Sugarbear moos—I mean, barks like she, too, is offended.

“No, I’m saying we have a skewed version of normal,” Maren replies, quite politely, because I think we’d all agree that Muffy isn’t normal, though I’ve always loved her for marching to the beat of her own kazoo. “We’re so far from normal, we wouldn’t know normal if it knocked on the door and informed us it was normal.”

I open my mouth to argue, except I started my week by finding a home for a calf that was put in a professional hockey player’s condo, and I just punched one of my best friend’s ex-boyfriends for calling me a bitch and insulting my cousin on a blind date.

“That’s crazy,” Muffy says. “You four are all totally normal.” She shoots a glance at Felicity, the ventriloquist married to a giant of a silent hockey player, and adds, “Okay, most of you are normal.”

“How many women do you know who have half of a professional hockey team in their contact list?” Alina asks, clearly agreeing with Maren’s assessment.

Muffy opens her mouth, peers at the four of us, then closes it with a frown.

“Exactly,” Alina says with a sigh. “That’s not normal.
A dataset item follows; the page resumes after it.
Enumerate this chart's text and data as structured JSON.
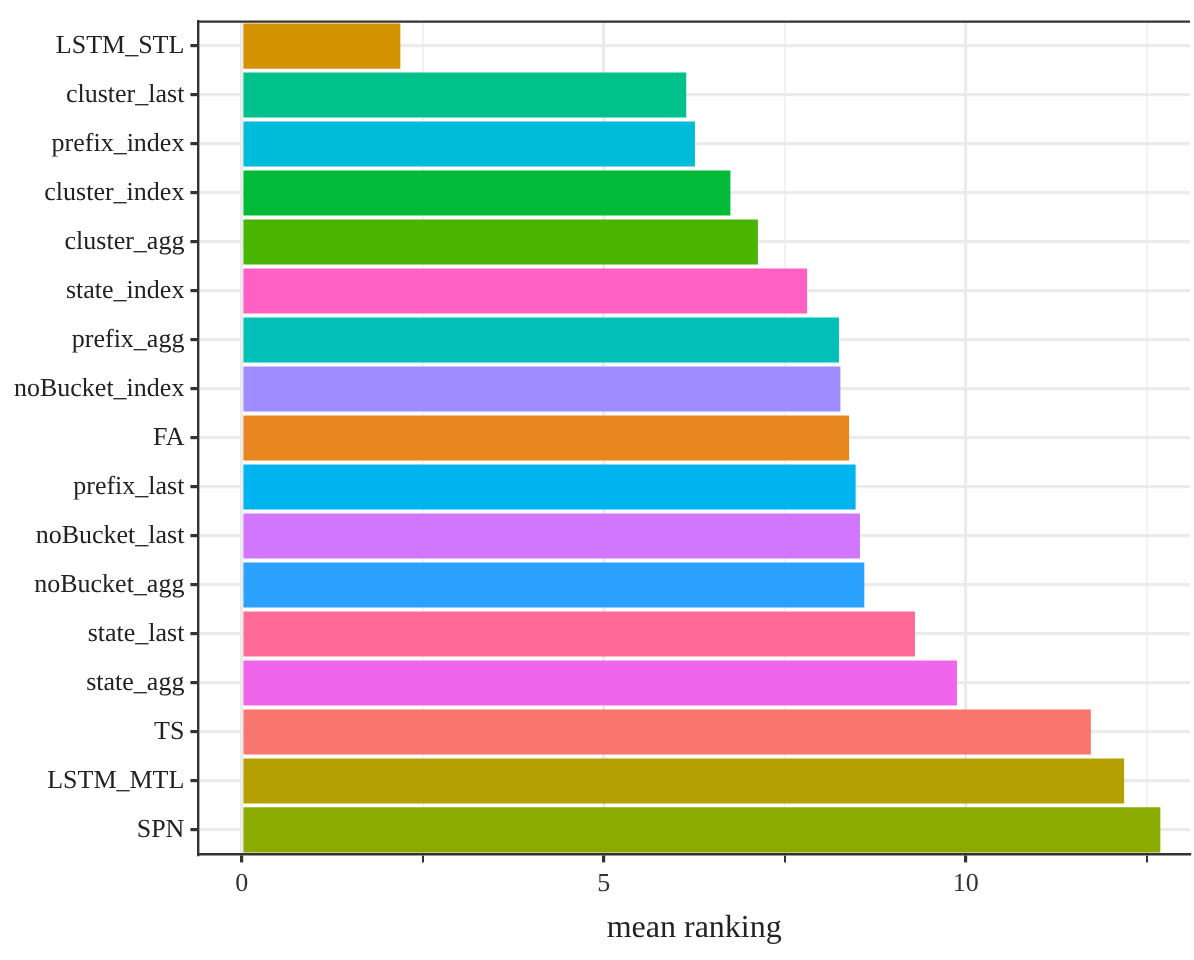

And Maren’s two degrees of separation from Beck Ryder.”

“Former boy banders who are now underwear models don’t really count, do they?” Maren wrinkles her nose.

“Boy bands totally count,” Muffy says eagerly.
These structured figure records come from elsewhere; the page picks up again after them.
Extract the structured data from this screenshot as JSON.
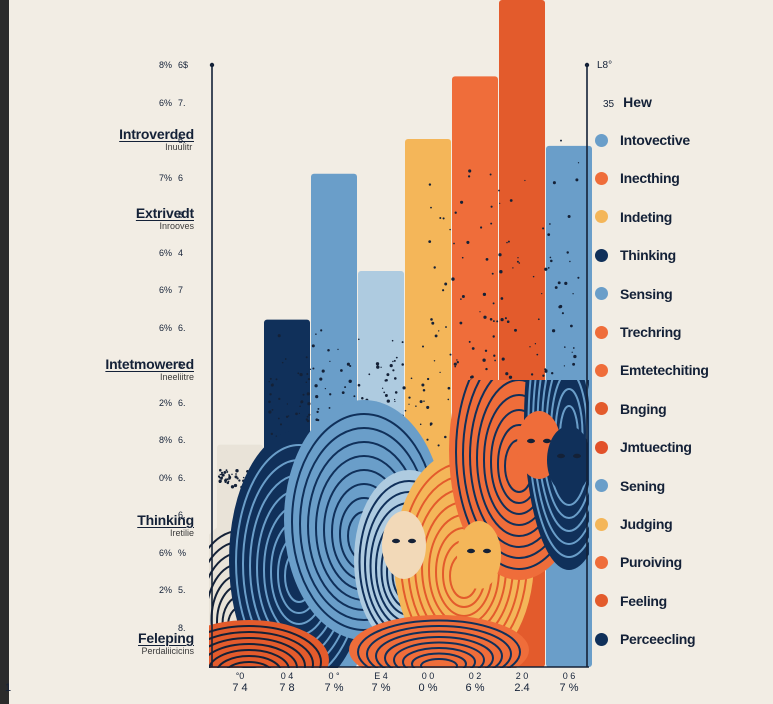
{
  "chart_data": {
    "type": "bar",
    "left_categories": [
      {
        "label": "Introverded",
        "sub": "Inuulitr "
      },
      {
        "label": "Extrivedt",
        "sub": "Inrooves"
      },
      {
        "label": "Intetmowered",
        "sub": "Ineeliitre"
      },
      {
        "label": "Thinking",
        "sub": "Iretilie"
      },
      {
        "label": "Feleping",
        "sub": "Perdaliicicins"
      }
    ],
    "y_tick_labels": [
      {
        "a": "8%",
        "b": "6$"
      },
      {
        "a": "6%",
        "b": "7."
      },
      {
        "a": "",
        "b": "6."
      },
      {
        "a": "7%",
        "b": "6"
      },
      {
        "a": "",
        "b": "8."
      },
      {
        "a": "6%",
        "b": "4"
      },
      {
        "a": "6%",
        "b": "7"
      },
      {
        "a": "6%",
        "b": "6."
      },
      {
        "a": "",
        "b": "5"
      },
      {
        "a": "2%",
        "b": "6."
      },
      {
        "a": "8%",
        "b": "6."
      },
      {
        "a": "0%",
        "b": "6."
      },
      {
        "a": "",
        "b": "6."
      },
      {
        "a": "6%",
        "b": "%"
      },
      {
        "a": "2%",
        "b": "5."
      },
      {
        "a": "",
        "b": "8."
      }
    ],
    "right_axis_top": "L8°",
    "legend_header": {
      "num": "35",
      "label": "Hew"
    },
    "legend": [
      {
        "label": "Intovective",
        "color": "#6a9ec9"
      },
      {
        "label": "Inecthing",
        "color": "#ef6d3a"
      },
      {
        "label": "Indeting",
        "color": "#f4b659"
      },
      {
        "label": "Thinking",
        "color": "#10305a"
      },
      {
        "label": "Sensing",
        "color": "#6a9ec9"
      },
      {
        "label": "Trechring",
        "color": "#ef6d3a"
      },
      {
        "label": "Emtetechiting",
        "color": "#ef6d3a"
      },
      {
        "label": "Bnging",
        "color": "#e35b2c"
      },
      {
        "label": "Jmtuecting",
        "color": "#e2512a"
      },
      {
        "label": "Sening",
        "color": "#6a9ec9"
      },
      {
        "label": "Judging",
        "color": "#f4b659"
      },
      {
        "label": "Puroiving",
        "color": "#ef6d3a"
      },
      {
        "label": "Feeling",
        "color": "#e35b2c"
      },
      {
        "label": "Perceecling",
        "color": "#10305a"
      }
    ],
    "bars": [
      {
        "top_label": "°0",
        "bottom_label": "7 4",
        "value": 3.2,
        "color": "#e9e3d8"
      },
      {
        "top_label": "0 4",
        "bottom_label": "7 8",
        "value": 5.0,
        "color": "#10305a"
      },
      {
        "top_label": "0 °",
        "bottom_label": "7 %",
        "value": 7.1,
        "color": "#6a9ec9"
      },
      {
        "top_label": "E 4",
        "bottom_label": "7 %",
        "value": 5.7,
        "color": "#aecbe0"
      },
      {
        "top_label": "0 0",
        "bottom_label": "0 %",
        "value": 7.6,
        "color": "#f4b659"
      },
      {
        "top_label": "0 2",
        "bottom_label": "6 %",
        "value": 8.5,
        "color": "#ef6d3a"
      },
      {
        "top_label": "2 0",
        "bottom_label": "2.4",
        "value": 9.6,
        "color": "#e35b2c"
      },
      {
        "top_label": "0 6",
        "bottom_label": "7 %",
        "value": 7.5,
        "color": "#6a9ec9"
      }
    ],
    "left_edge_label": "1",
    "ylim": [
      0,
      9.6
    ]
  }
}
Maren rolls her eyes. “Everyone on the entire planet is at most six degrees of separation from some kind of celebrity. But I’ll give you that we talk to more men with six-packs and swollen bank accounts in any given week than most women do in a lifetime.”

“I see tons of normal men at work,” I say.

“Would you date any of them?”

“It’s really not right to date patients.”

“Your patients are animals,” Alina points out. “I don’t think it’s unethical for you to date doggy daddies. You’re making excuses.”

I sink lower in my seat, disrupting all three of my dogs, because she’s right.

Brown-haired, green-eyed hockey goaltenders are my biggest weakness, and they’re in short supply. Which means if I’m serious about finding a future, I need to get out there and look more.

Dixie climbs out of the pile to lick my face while Tiger dashes for another round of playing with the sleepy cow-puppy.

“Do you think hypnosis would help me get over him?” I ask.

“I think speed dating will help you take the first few steps,” Maren replies. “Plus, we get to do it over Skee-Ball. Even if the dudes are duds, we get to have some fun.”

“All right. Speed dating it is.”

Felicity gives me a funny look but stays silent.

Actually, she’s been really silent for most of the time since she walked in the door.